Another change involves the use of Diddy, who in the single-player game, is more of a power-up to Donkey Kong than a partner. Diddy grabs onto his uncle's back instead of following the big guy, but you cannot switch between characters as you could in the original series. Instead, Diddy grants Donkey Kong an extra two hits to absorb and a slight rocket-powered boost at the end of jumps -- something that can actually get you into trouble in certain stages when you need to land in a specific spot. After absorbing two hits, Diddy goes away and can only be acquired again by smashing on a specially marked crate, usually found after a checkpoint.

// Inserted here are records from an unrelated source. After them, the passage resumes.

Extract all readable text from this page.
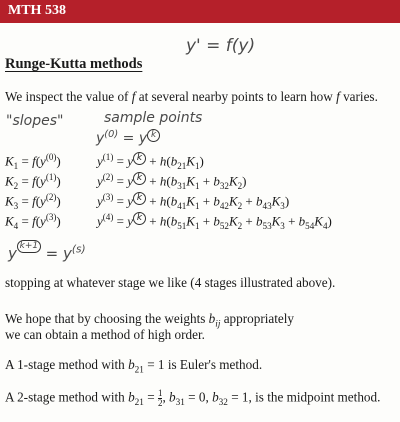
MTH 538
y' = f(y)
Runge-Kutta methods
We inspect the value of f at several nearby points to learn how f varies.
"slopes"	sample points
$y^{(0)} = y$ k
$K_1 = f(y^{(0)})$	$y^{(1)} = y$ $k + h(b_{21}K_1)$
$K_2 = f(y^{(1)})$	$y^{(2)} = y$ $k + h(b_{31}K_1 + b_{32}K_2)$
$K_3 = f(y^{(2)})$	$y^{(3)} = y$ $k + h(b_{41}K_1 + b_{42}K_2 + b_{43}K_3)$
$K_4 = f(y^{(3)})$	$y^{(4)} = y$ $k + h(b_{51}K_1 + b_{52}K_2 + b_{53}K_3 + b_{54}K_4)$
y $^{k+1} = y^{(s)}$
stopping at whatever stage we like (4 stages illustrated above).
We hope that by choosing the weights $b_{ij}$ appropriately
we can obtain a method of high order.
A 1-stage method with $b_{21} = 1$ is Euler's method.
A 2-stage method with $b_{21} = \frac{1}{2}$ , $b_{31} = 0$, $b_{32} = 1$, is the midpoint method.
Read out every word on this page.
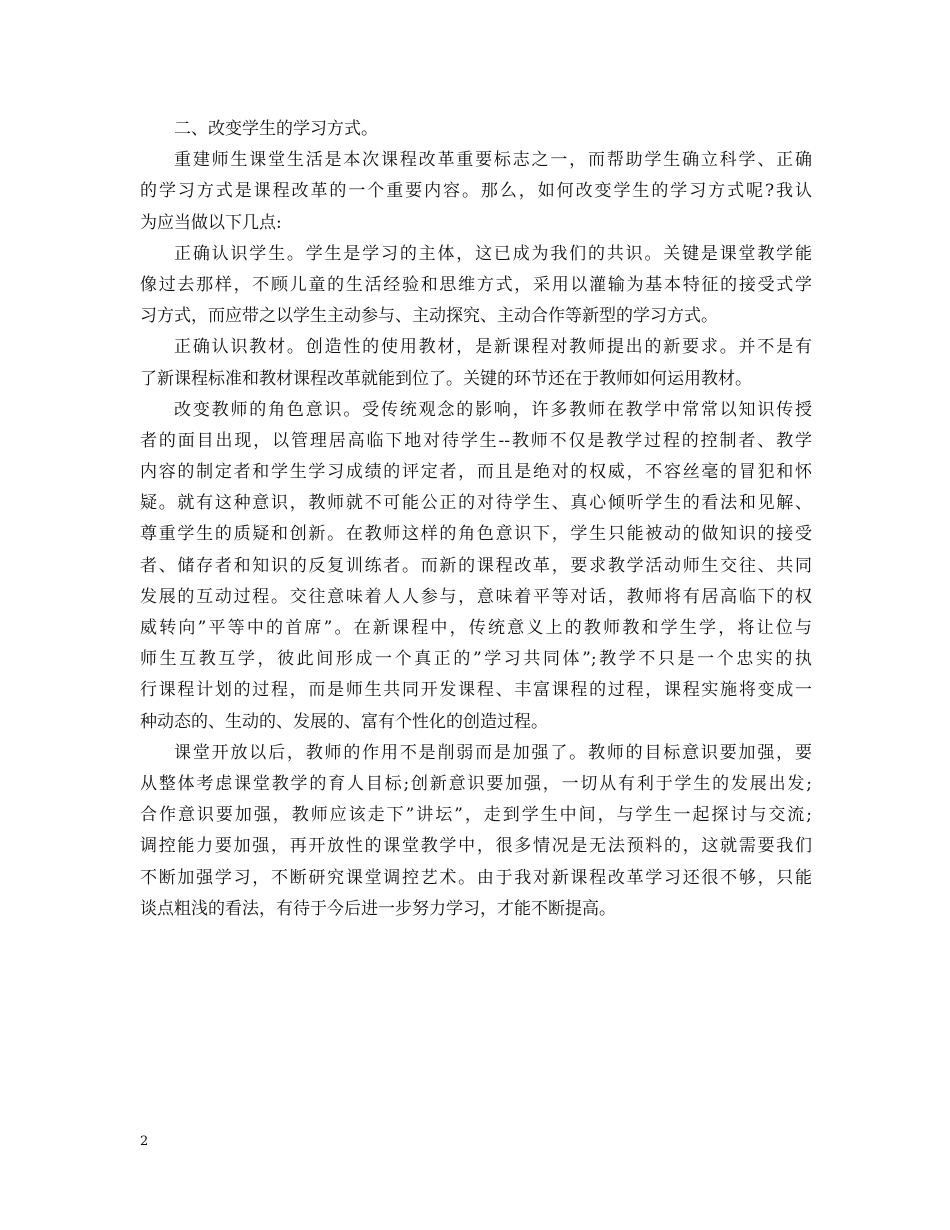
二、改变学生的学习方式。
重建师生课堂生活是本次课程改革重要标志之一，而帮助学生确立科学、正确
的学习方式是课程改革的一个重要内容。那么，如何改变学生的学习方式呢?我认
为应当做以下几点:
正确认识学生。学生是学习的主体，这已成为我们的共识。关键是课堂教学能
像过去那样，不顾儿童的生活经验和思维方式，采用以灌输为基本特征的接受式学
习方式，而应带之以学生主动参与、主动探究、主动合作等新型的学习方式。
正确认识教材。创造性的使用教材，是新课程对教师提出的新要求。并不是有
了新课程标准和教材课程改革就能到位了。关键的环节还在于教师如何运用教材。
改变教师的角色意识。受传统观念的影响，许多教师在教学中常常以知识传授
者的面目出现，以管理居高临下地对待学生--教师不仅是教学过程的控制者、教学
内容的制定者和学生学习成绩的评定者，而且是绝对的权威，不容丝毫的冒犯和怀
疑。就有这种意识，教师就不可能公正的对待学生、真心倾听学生的看法和见解、
尊重学生的质疑和创新。在教师这样的角色意识下，学生只能被动的做知识的接受
者、储存者和知识的反复训练者。而新的课程改革，要求教学活动师生交往、共同
发展的互动过程。交往意味着人人参与，意味着平等对话，教师将有居高临下的权
威转向”平等中的首席”。在新课程中，传统意义上的教师教和学生学，将让位与
师生互教互学，彼此间形成一个真正的”学习共同体”;教学不只是一个忠实的执
行课程计划的过程，而是师生共同开发课程、丰富课程的过程，课程实施将变成一
种动态的、生动的、发展的、富有个性化的创造过程。
课堂开放以后，教师的作用不是削弱而是加强了。教师的目标意识要加强，要
从整体考虑课堂教学的育人目标;创新意识要加强，一切从有利于学生的发展出发;
合作意识要加强，教师应该走下”讲坛”，走到学生中间，与学生一起探讨与交流;
调控能力要加强，再开放性的课堂教学中，很多情况是无法预料的，这就需要我们
不断加强学习，不断研究课堂调控艺术。由于我对新课程改革学习还很不够，只能
谈点粗浅的看法，有待于今后进一步努力学习，才能不断提高。
2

In another curious design decision, Diddy Kong is only playable as a co-op character in the two-player mode, which isn't nearly as fun as it should be. The second player often serves as a distraction in a game that emphasizes precise, quick movements to get through each area in one piece. Since lives are shared between characters, the second player can also quickly end the game if he or she isn't as skilled or as familiar with the levels -- so you can forget about helping little Johnny or Suzie. Sorry guys, you're on your own. There's no competitive mode or multiplayer-specific challenges available, so if you want a platform game to have fun with friends, New Super Mario Bros. is still the top choice on the system.
 


 
Jungle Love

It's not quite perfect, but Donkey Kong Country Returns is a great first effort by Retro Studios at re-establishing a beloved series. Each world offers new experiences, surprises, and challenges, which makes you excited to see what lies in store for the next level or boss encounter. Enemies are tough and varied, often requiring multiple hits and techniques to bring them down. And the constant activity going on in the scenery brings the island and characters to life, so much so that you won't mind revisiting stages to collect everything there is to collect.

If the developers could tighten up the controls, introduce more playable characters, revamp the multiplayer mode, and include more meaningful extras to unlock (outside of artwork or music), future adventures in Donkey Kong Country could easily be discussed in the same breath as a certain mustachioed plumber's famous exploits. For an often underutilized ape, that's something worth beating one's chest over.